Beijing | An American military ship crossed Thursday in the South China Sea near an archipelago controlled by Beijing, an act described as “provocation” by the Chinese army which protested and demanded its departure.
The destroyer USS Benfold “exercised its navigational rights and freedoms in the vicinity of the Paracel Islands, in accordance with international law,” the US Navy said.
This archipelago is also claimed by Vietnam. But China has controlled all of it for nearly 50 years.
The Chinese army denounced in a press release an “illegal entry” and “without authorization” of the ship in the waters of the Paracels.
The Navy and Air Force were ordered to “track and watch, as well as warn and dispatch” the destroyer, she said.
“We solemnly demand that the United States immediately cease these provocations. Otherwise, they will expose themselves to the serious and unpredictable consequences of these incidents,” the army said in its statement.
China claims to have been the first nation to discover and name the islands of the South China Sea, through which passes much of the current trade between Asia and the rest of the world.
It thus claims almost the entire maritime area.
A number of riparian countries (Philippines, Vietnam, Malaysia, Brunei) however have competing, sometimes overlapping, sovereignty claims.

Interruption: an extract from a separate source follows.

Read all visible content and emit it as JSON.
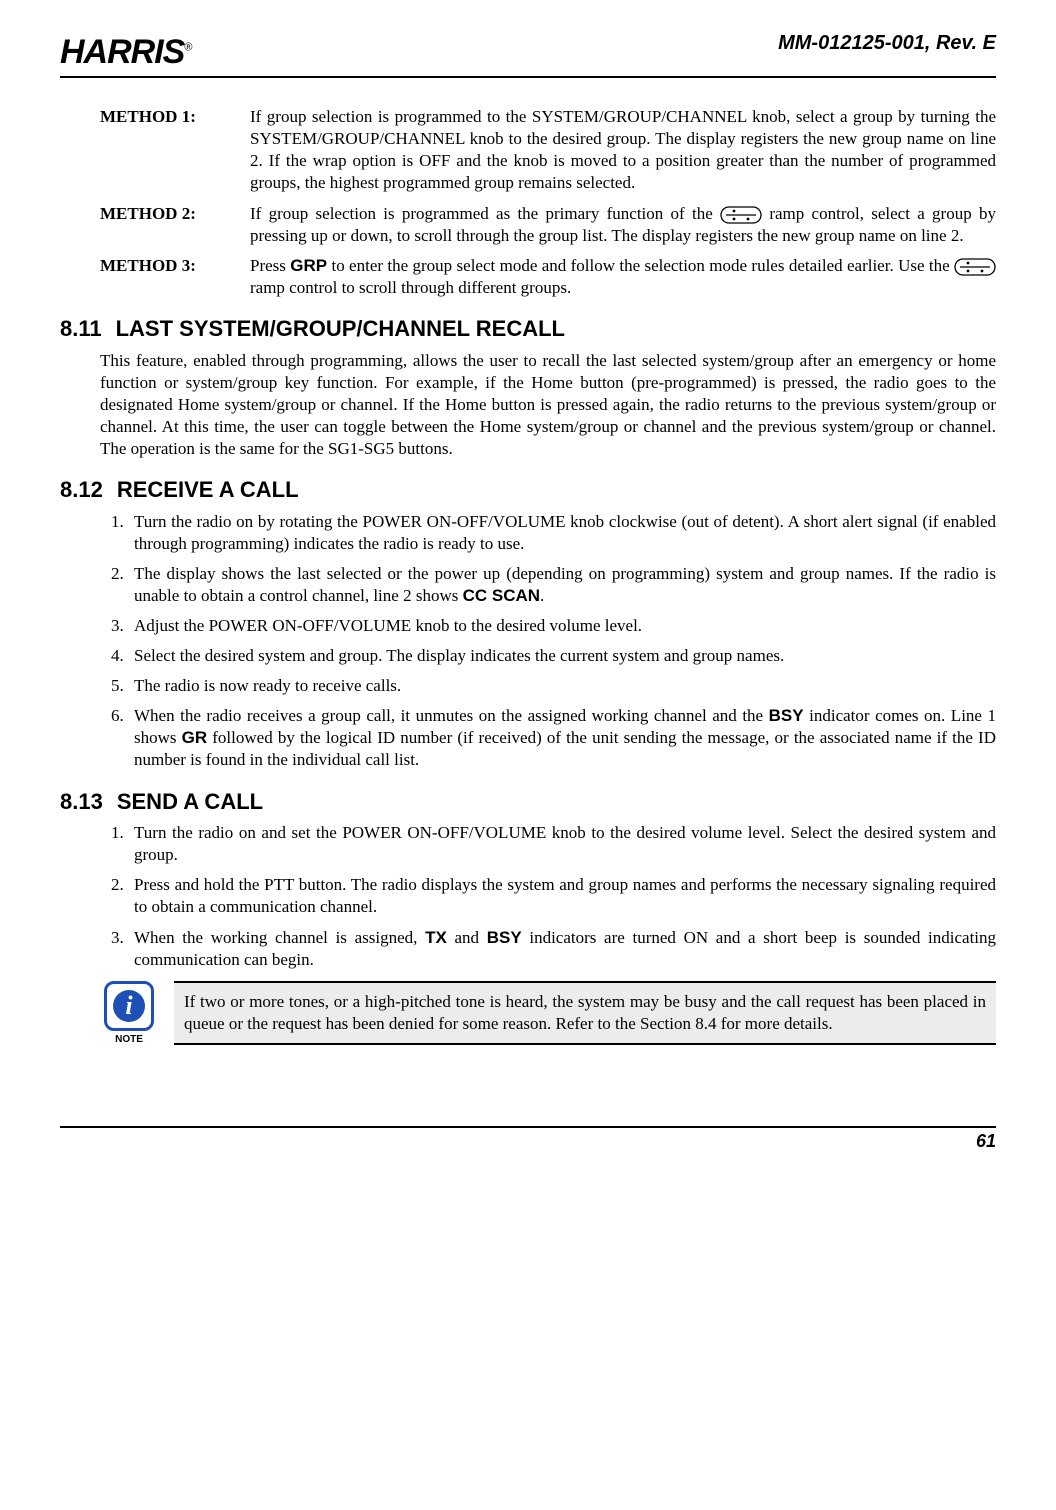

The Permanent Court of Arbitration (PCA) in The Hague (Netherlands) ruled in 2016 that Beijing’s historic claims in the South China Sea were unfounded. China ignored this decision, deeming the institution incompetent to rule on territorial disputes.
The United States and other Western countries regularly carry out “freedom of navigation operations”, ostensibly with the aim of asserting the international character of this sea.

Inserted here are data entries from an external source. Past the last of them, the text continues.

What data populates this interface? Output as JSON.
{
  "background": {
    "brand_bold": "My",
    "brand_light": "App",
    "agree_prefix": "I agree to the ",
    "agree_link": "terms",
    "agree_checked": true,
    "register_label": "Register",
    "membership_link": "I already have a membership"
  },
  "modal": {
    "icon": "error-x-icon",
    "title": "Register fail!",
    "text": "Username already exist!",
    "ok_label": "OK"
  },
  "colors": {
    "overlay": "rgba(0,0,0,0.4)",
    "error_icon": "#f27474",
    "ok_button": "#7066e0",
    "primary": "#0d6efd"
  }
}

Thursday’s dispatch of the USS Benfold is the first operation of its kind in 2022. It comes a week after Washington accused Beijing of “illegally” claiming most of the South China Sea.
This sea is one of the main points of friction between Chinese and Americans, whose relations are also strained around the fate of Taiwan and Hong Kong, human rights or trade issues.
For several years, Beijing has cemented its control over certain islets and atolls in the South China Sea, notably in the Spratly archipelago, by carrying out expansion works and setting up military installations there.